Mais alors je change mon destin. Ce qui
fait de moi un homme qui n'a pas vécu. Ne serait-ce que
pour ne pas désirer vivre et avoir eu le temps d'y réfléchir.
Ainsi donc je construis mon destin, et le temps me fuit. Et ô
horreur, j'existe.
Eh bien, l'existence m'ouvre une porte sur l'agir,
et je le jure, mes actions seront utiles. Je puis redéfinir
la notion de temps, et voir en mon cheminement et ma destinée
de vagues réalités secondaires. Je puis également
voir en l'existence la notion d'inexistence, où vivre devient
une absurdité.
Et j'ai maintenant la possibilité de m'inquiéter
avec de vrais problèmes existentiels: le gouffre où
conduit la rivière, la menace d'une inondation, le soleil
qui s'éteindra, puis l'Amour avec l'Aventure obligée
pour y accéder.
Mais ma raison, biaisée par les artifices
de mes semblables, raconte une histoire contraire à mes
désirs. Il ne me reste que la révolte qui m'amènera
à suivre l'appel de l'Aventure. Ou la soumission, qui m'amènera
à mourir au milieu de la raison. Ainsi le monde peut s'éteindre
et la conscience m'en sera loin.
L'important reste le souvenir d'un but à
l'existence. L'important c'est de ne pas oublier qu'il m'est impossible
de connaître mon cheminement avant même de l'avoir
parcouru. Car il est à bâtir. Et si j'ai le malheur
de le devancer en y définissant des buts, j'atteindrai
ces buts et j'oublierai la signification de l'existence. Car se
fixer des objectifs c'est définir l'existence. Atteindre
ces objectifs c'est détruire l'existence.

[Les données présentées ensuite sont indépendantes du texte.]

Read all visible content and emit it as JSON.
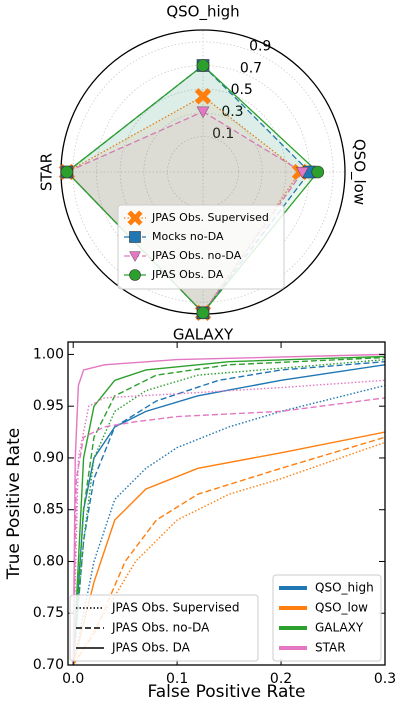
{
  "chart_data": [
    {
      "type": "radar",
      "categories": [
        "QSO_high",
        "QSO_low",
        "GALAXY",
        "STAR"
      ],
      "rlim": [
        -0.2,
        1.0
      ],
      "rticks": [
        0.1,
        0.3,
        0.5,
        0.7,
        0.9
      ],
      "grid": true,
      "legend": "lower center",
      "series": [
        {
          "name": "JPAS Obs. Supervised",
          "color": "#ff7f0e",
          "dash": "dotted",
          "marker": "x",
          "values": [
            0.44,
            0.62,
            0.99,
            0.95
          ]
        },
        {
          "name": "Mocks no-DA",
          "color": "#1f77b4",
          "dash": "dashed",
          "marker": "square",
          "values": [
            0.7,
            0.7,
            0.99,
            0.95
          ]
        },
        {
          "name": "JPAS Obs. no-DA",
          "color": "#e377c2",
          "dash": "dashed",
          "marker": "triangle-down",
          "values": [
            0.31,
            0.64,
            0.99,
            0.95
          ]
        },
        {
          "name": "JPAS Obs. DA",
          "color": "#2ca02c",
          "dash": "solid",
          "marker": "circle",
          "values": [
            0.7,
            0.77,
            0.99,
            0.95
          ]
        }
      ]
    },
    {
      "type": "line",
      "x_label": "False Positive Rate",
      "y_label": "True Positive Rate",
      "xlim": [
        -0.005,
        0.3
      ],
      "ylim": [
        0.7,
        1.012
      ],
      "xticks": [
        {
          "value": 0,
          "label": "0.0"
        },
        0.1,
        0.2,
        0.3
      ],
      "yticks": [
        {
          "value": 0.7,
          "label": "0.70"
        },
        0.75,
        {
          "value": 0.8,
          "label": "0.80"
        },
        0.85,
        {
          "value": 0.9,
          "label": "0.90"
        },
        0.95,
        {
          "value": 1.0,
          "label": "1.00"
        }
      ],
      "legend": "lower right",
      "style_legend": "lower left",
      "line_styles": [
        {
          "name": "JPAS Obs. Supervised",
          "dash": "dotted"
        },
        {
          "name": "JPAS Obs. no-DA",
          "dash": "dashed"
        },
        {
          "name": "JPAS Obs. DA",
          "dash": "solid"
        }
      ],
      "series": [
        {
          "name": "QSO_high",
          "color": "#1f77b4",
          "curves": [
            {
              "x": [
                0,
                0.02,
                0.04,
                0.07,
                0.1,
                0.15,
                0.2,
                0.3
              ],
              "values": [
                0.7,
                0.8,
                0.86,
                0.89,
                0.91,
                0.93,
                0.945,
                0.97
              ]
            },
            {
              "x": [
                0,
                0.01,
                0.02,
                0.04,
                0.08,
                0.14,
                0.2,
                0.3
              ],
              "values": [
                0.7,
                0.82,
                0.88,
                0.93,
                0.955,
                0.975,
                0.985,
                0.993
              ]
            },
            {
              "x": [
                0,
                0.01,
                0.02,
                0.04,
                0.07,
                0.12,
                0.2,
                0.3
              ],
              "values": [
                0.7,
                0.85,
                0.9,
                0.93,
                0.945,
                0.96,
                0.975,
                0.99
              ]
            }
          ]
        },
        {
          "name": "QSO_low",
          "color": "#ff7f0e",
          "curves": [
            {
              "x": [
                0,
                0.03,
                0.06,
                0.1,
                0.15,
                0.2,
                0.3
              ],
              "values": [
                0.7,
                0.75,
                0.8,
                0.84,
                0.865,
                0.88,
                0.915
              ]
            },
            {
              "x": [
                0,
                0.02,
                0.05,
                0.08,
                0.12,
                0.2,
                0.3
              ],
              "values": [
                0.7,
                0.73,
                0.8,
                0.84,
                0.865,
                0.89,
                0.92
              ]
            },
            {
              "x": [
                0,
                0.02,
                0.04,
                0.07,
                0.12,
                0.2,
                0.3
              ],
              "values": [
                0.7,
                0.78,
                0.84,
                0.87,
                0.89,
                0.905,
                0.925
              ]
            }
          ]
        },
        {
          "name": "GALAXY",
          "color": "#2ca02c",
          "curves": [
            {
              "x": [
                0,
                0.01,
                0.02,
                0.04,
                0.07,
                0.12,
                0.3
              ],
              "values": [
                0.7,
                0.82,
                0.9,
                0.945,
                0.965,
                0.98,
                0.995
              ]
            },
            {
              "x": [
                0,
                0.01,
                0.02,
                0.04,
                0.08,
                0.15,
                0.3
              ],
              "values": [
                0.7,
                0.85,
                0.92,
                0.96,
                0.98,
                0.99,
                0.997
              ]
            },
            {
              "x": [
                0,
                0.005,
                0.01,
                0.02,
                0.04,
                0.07,
                0.15,
                0.3
              ],
              "values": [
                0.7,
                0.8,
                0.9,
                0.95,
                0.975,
                0.985,
                0.993,
                0.998
              ]
            }
          ]
        },
        {
          "name": "STAR",
          "color": "#e377c2",
          "curves": [
            {
              "x": [
                0,
                0.005,
                0.015,
                0.03,
                0.1,
                0.2,
                0.3
              ],
              "values": [
                0.7,
                0.9,
                0.95,
                0.958,
                0.962,
                0.968,
                0.975
              ]
            },
            {
              "x": [
                0,
                0.003,
                0.01,
                0.03,
                0.06,
                0.1,
                0.2,
                0.3
              ],
              "values": [
                0.7,
                0.88,
                0.92,
                0.93,
                0.935,
                0.94,
                0.945,
                0.958
              ]
            },
            {
              "x": [
                0,
                0.002,
                0.005,
                0.01,
                0.03,
                0.1,
                0.3
              ],
              "values": [
                0.7,
                0.9,
                0.97,
                0.985,
                0.99,
                0.995,
                1.0
              ]
            }
          ]
        }
      ]
    }
  ]
}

Il faut d'abord s'ancrer une philosophie de vie
qui établit un semblant de finalité. Une finalité
qui ne peut s'atteindre qu'en partie et qui se mesure en une ligne
nommée l'expérience.
L'expérience, ce mélange de perfectionnements
qui jongle avec les subtilités de la vie, va dans le sens
du bien et de la morale. Parce que seules ces idées apportent
une sensation de satisfaction positive et une idée de paix
avec la conscience. En premier lieu, il faut développer
une sagesse afin de définir son idéologie. Aussi,
il n'est pas évident de distinguer les actions ou conséquences
susceptibles de fournir une nouvelle donnée à l'expérience.
Et sans l'idée de justice, il est impossible d'avancer.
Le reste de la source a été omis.